Zwanzigzwanzig war ein Jahr des permanenten Ausnahmezustands. Der Ausnahmezustand brennt sich aber langsam in unsere Köpfchen, und so denkt man, wenn man einen Film anschaut und die Protagonisten sieht, nur: Hey, wo ist dein Mund-Nasen-Schutz, du verdammter Corona-Leugner-Nazi! Bis einem wieder einfällt, dass die Filme aus einer besseren Zeit stammen, einer anderen Zeit, in der sich einem der Speichel nicht in einem Stück Stoff vor dem Mund gesammelt hat und Corona nur ein alkoholhaltiges Erfrischungsgetränk war. 

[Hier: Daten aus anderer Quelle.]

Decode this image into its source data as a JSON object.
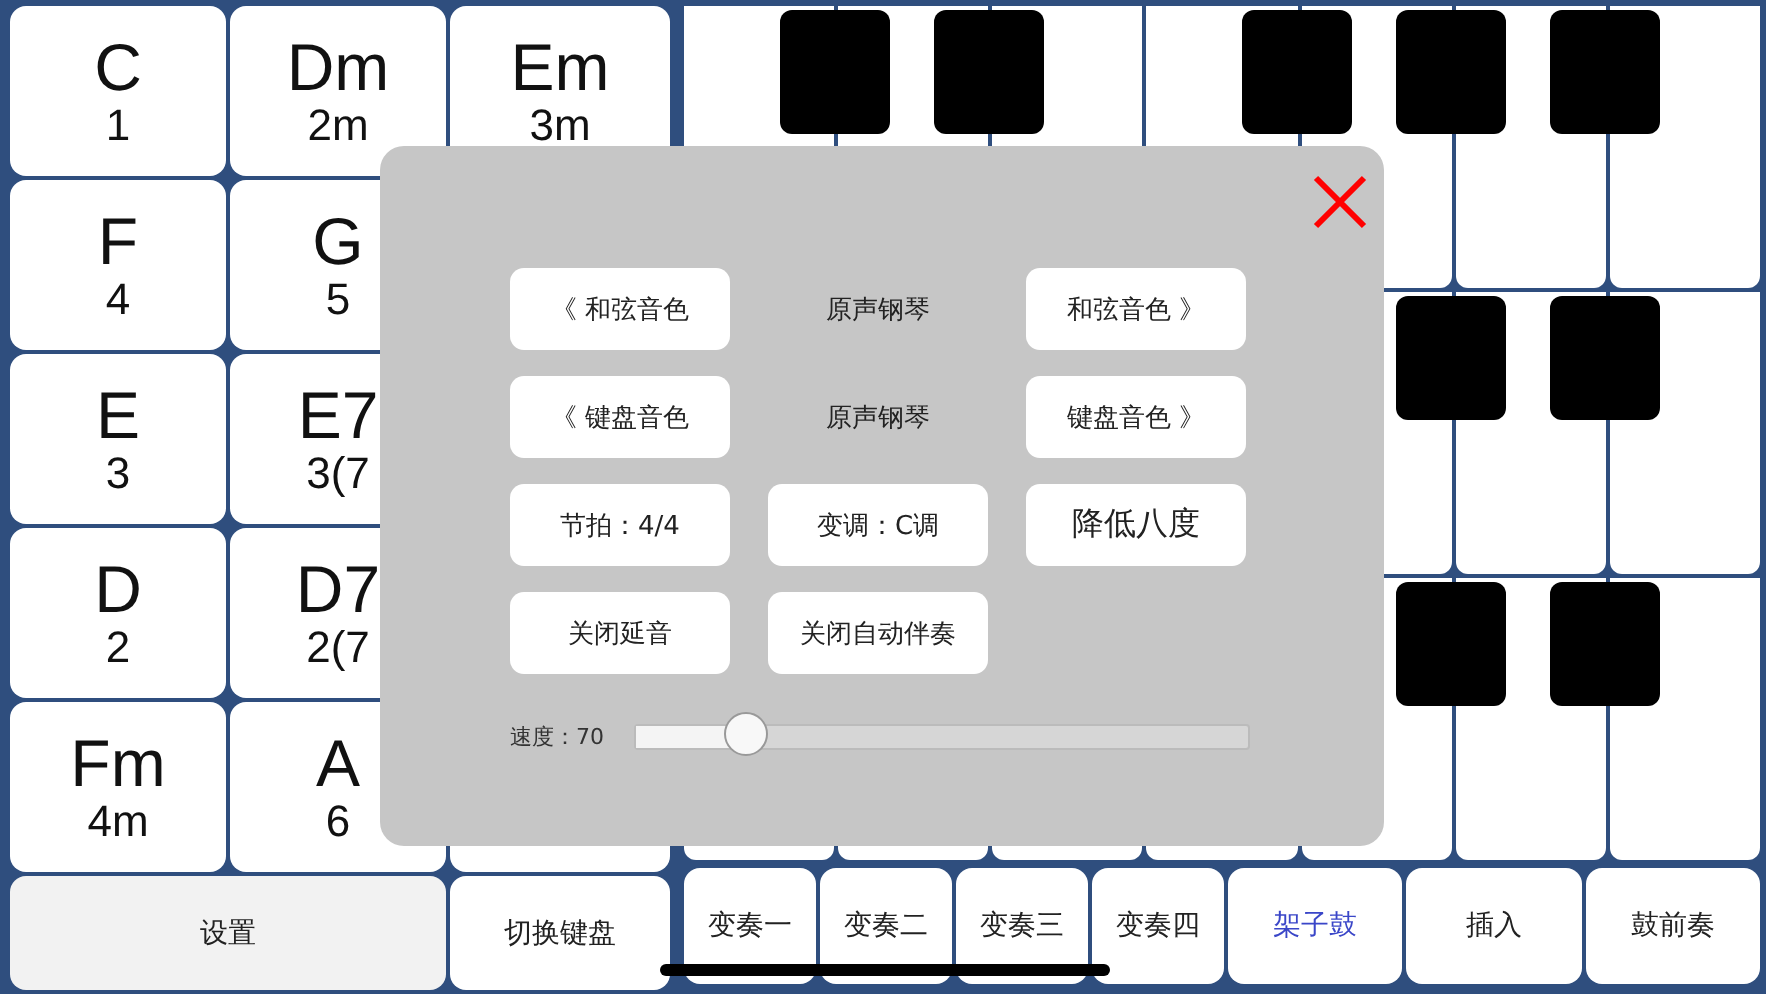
{
  "chord_rows": [
    [
      {
        "name": "C",
        "number": "1"
      },
      {
        "name": "Dm",
        "number": "2m"
      },
      {
        "name": "Em",
        "number": "3m"
      }
    ],
    [
      {
        "name": "F",
        "number": "4"
      },
      {
        "name": "G",
        "number": "5"
      }
    ],
    [
      {
        "name": "E",
        "number": "3"
      },
      {
        "name": "E7",
        "number": "3(7"
      }
    ],
    [
      {
        "name": "D",
        "number": "2"
      },
      {
        "name": "D7",
        "number": "2(7"
      }
    ],
    [
      {
        "name": "Fm",
        "number": "4m"
      },
      {
        "name": "A",
        "number": "6"
      }
    ]
  ],
  "settings_button": "设置",
  "switch_keyboard_button": "切换键盘",
  "variation_buttons": [
    "变奏一",
    "变奏二",
    "变奏三",
    "变奏四"
  ],
  "drum_buttons": [
    {
      "label": "架子鼓",
      "selected": true
    },
    {
      "label": "插入",
      "selected": false
    },
    {
      "label": "鼓前奏",
      "selected": false
    }
  ],
  "settings_dialog": {
    "rows": [
      [
        {
          "kind": "button",
          "label": "《 和弦音色"
        },
        {
          "kind": "label",
          "label": "原声钢琴"
        },
        {
          "kind": "button",
          "label": "和弦音色 》"
        }
      ],
      [
        {
          "kind": "button",
          "label": "《 键盘音色"
        },
        {
          "kind": "label",
          "label": "原声钢琴"
        },
        {
          "kind": "button",
          "label": "键盘音色 》"
        }
      ],
      [
        {
          "kind": "button",
          "label": "节拍：4/4"
        },
        {
          "kind": "button",
          "label": "变调：C调"
        },
        {
          "kind": "large-button",
          "label": "降低八度"
        }
      ],
      [
        {
          "kind": "button",
          "label": "关闭延音"
        },
        {
          "kind": "button",
          "label": "关闭自动伴奏"
        }
      ]
    ],
    "speed": {
      "label": "速度：70",
      "level": 0.18
    }
  }
}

Nun bleibt die Frage, was 2021 zu bieten hat. Werden Kriege die Welt auseinander reissen, wird der dunkle Fürst Cthulhu aus seinem Schlaf erwachen, oder entscheidet Jesus sich gar dazu, den Tag des jüngsten Gerichts starten zu lassen, auch wenn das gegen die aktuell geltenden Corona-Bestimmungen massiv verstiesse? Wir wissen es nicht, und wenn es uns jemand voraussagen könnte, dann nur die Simpsons, aber die sind nicht mehr lustig und niemand schaut mehr diesen Schrott.


In diesem Sinne: Ein erfolgreiches neues Jahr allen Lesern!